Don Jon is Joseph Gordon-Levitt‘s directorial debut. He and co-star Scarlett Johansson play a version of New Jersey suburbanites that seems to at least be partially inspired by Jersey Shore (Gordon-Levitt’s Jon often reminded me of Michael Sorrentino, aka “The Situation”). At the same time, Jon and Barbara (Johansson, looking like a blonde Kim Kardashian) felt like versions of people I’ve met in real life, too. Their cocksuredness, their unquestioning conviction that one shouldn’t have to compromise or settle, their formulaic expectations of their romantic partners. Nevertheless, maybe that recognition isn’t universal. At the end of the film, my husband turned to me and asked, “But is that realistic? Are there really people like that?” What a happy “enlightened” bubble we live in.

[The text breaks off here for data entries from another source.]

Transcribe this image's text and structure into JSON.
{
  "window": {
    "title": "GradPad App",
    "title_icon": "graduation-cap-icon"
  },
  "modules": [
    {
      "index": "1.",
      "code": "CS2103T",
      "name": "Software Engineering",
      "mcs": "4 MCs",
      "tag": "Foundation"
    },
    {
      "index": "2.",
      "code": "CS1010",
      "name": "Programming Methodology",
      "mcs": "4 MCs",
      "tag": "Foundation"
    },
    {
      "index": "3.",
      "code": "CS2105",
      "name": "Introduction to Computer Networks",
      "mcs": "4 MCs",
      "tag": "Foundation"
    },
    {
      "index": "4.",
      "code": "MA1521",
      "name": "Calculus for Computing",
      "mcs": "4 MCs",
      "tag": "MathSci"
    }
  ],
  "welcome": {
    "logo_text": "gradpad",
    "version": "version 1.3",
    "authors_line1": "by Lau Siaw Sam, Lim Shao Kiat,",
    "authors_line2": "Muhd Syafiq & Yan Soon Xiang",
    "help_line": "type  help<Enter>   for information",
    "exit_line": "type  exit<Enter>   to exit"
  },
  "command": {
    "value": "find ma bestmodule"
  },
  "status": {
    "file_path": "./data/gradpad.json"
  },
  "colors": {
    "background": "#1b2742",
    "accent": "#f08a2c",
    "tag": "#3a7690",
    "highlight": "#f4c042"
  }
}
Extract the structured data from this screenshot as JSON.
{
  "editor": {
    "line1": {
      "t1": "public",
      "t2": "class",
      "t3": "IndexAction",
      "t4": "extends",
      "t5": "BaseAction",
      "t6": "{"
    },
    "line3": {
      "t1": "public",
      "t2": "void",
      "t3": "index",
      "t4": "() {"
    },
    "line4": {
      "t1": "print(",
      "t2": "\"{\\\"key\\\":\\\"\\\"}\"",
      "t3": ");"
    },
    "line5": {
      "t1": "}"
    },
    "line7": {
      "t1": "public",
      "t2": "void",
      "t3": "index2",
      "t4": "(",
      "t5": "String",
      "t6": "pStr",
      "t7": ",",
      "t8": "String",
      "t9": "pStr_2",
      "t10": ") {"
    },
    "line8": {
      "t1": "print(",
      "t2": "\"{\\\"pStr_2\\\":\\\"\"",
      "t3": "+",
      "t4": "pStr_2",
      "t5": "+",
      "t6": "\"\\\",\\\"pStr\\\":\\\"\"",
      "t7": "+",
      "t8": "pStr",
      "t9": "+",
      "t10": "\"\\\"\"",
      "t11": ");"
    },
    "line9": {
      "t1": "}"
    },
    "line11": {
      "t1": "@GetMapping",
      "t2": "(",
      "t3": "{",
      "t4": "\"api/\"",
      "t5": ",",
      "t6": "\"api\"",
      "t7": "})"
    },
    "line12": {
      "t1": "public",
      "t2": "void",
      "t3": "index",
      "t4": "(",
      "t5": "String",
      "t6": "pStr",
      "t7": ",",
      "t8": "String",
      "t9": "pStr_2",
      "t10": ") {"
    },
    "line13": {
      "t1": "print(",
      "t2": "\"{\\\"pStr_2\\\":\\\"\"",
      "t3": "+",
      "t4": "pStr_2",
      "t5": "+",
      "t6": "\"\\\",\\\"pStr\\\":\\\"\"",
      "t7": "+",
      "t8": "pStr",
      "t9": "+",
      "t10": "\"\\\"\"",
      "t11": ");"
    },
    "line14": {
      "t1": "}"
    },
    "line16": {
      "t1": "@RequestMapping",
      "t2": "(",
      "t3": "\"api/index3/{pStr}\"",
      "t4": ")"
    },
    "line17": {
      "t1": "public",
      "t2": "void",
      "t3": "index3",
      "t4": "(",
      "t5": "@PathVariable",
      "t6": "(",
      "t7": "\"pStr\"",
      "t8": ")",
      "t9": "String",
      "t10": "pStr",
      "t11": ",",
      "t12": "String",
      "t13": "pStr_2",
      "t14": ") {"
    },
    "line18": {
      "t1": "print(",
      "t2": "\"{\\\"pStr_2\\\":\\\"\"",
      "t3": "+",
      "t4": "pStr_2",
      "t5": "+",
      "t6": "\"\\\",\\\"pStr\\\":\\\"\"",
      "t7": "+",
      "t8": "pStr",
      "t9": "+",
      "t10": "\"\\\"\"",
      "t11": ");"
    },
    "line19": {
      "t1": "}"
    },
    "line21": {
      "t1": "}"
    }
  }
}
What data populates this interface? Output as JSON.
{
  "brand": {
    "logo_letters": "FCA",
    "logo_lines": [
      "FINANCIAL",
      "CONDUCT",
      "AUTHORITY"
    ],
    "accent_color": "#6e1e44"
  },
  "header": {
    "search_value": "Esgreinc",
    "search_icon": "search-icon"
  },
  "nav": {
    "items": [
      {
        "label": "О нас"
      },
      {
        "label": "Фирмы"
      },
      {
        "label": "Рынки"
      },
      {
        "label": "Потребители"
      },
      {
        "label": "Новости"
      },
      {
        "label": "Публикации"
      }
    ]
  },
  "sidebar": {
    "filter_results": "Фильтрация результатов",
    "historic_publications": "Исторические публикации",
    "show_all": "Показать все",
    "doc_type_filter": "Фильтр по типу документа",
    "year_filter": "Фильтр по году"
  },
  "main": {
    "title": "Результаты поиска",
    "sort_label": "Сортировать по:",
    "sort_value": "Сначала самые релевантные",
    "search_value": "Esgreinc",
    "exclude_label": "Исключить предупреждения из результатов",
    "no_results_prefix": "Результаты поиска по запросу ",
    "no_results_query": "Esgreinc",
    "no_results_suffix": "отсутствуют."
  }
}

It was fun to watch the mild-mannered Gordon-Levitt (who, in promoting this movie, called himself a feminist) play a porn-obsessed macho with an anger management problem. As such, perhaps it was inevitable that there would be so many scenes dedicated to boobs and booties. I found these fun, but those with more delicate sensibilities might be, I don’t know, turned off. Nevertheless, it felt real enough, true enough, whether you’re looking at the Jersey beach rat version or the Jordan Belfort version. The Barbara Sugarman character especially fascinated me because her stances and attitudes seemed so familiar. That is to say, the gender expectations definitely flow both ways (though one could argue that one of the directions is more pernicious than the other): “a real man does this, a real man would never,” forgetting that real men are also real people. She isn’t horrible–you could say Don Jon is more horrible, if you’re bent on making value judgments–but she is so very certain of herself.
All that is fine and good. We’ve got real people in pretty real situations (and it’s all done with an entertaining gloss), but we don’t really care about them because they’re not that sympathetic. Until. The until is where it gets more interesting but also where it’s more dangerous as a storyteller. Now Gordon-Levitt is inventing in earnest. Is the invention still believable? This is where Husband thought, “Yes, yes, I believe it,” whereas I was a bit more skeptical. The ending is a little emotionally convenient: “Let’s follow the formula of jerk finds his soul and becomes a New Man.” Sure, it’s what we as an audience want. But, maybe as a semi-masochist, I’m always a bit wary of getting what I want.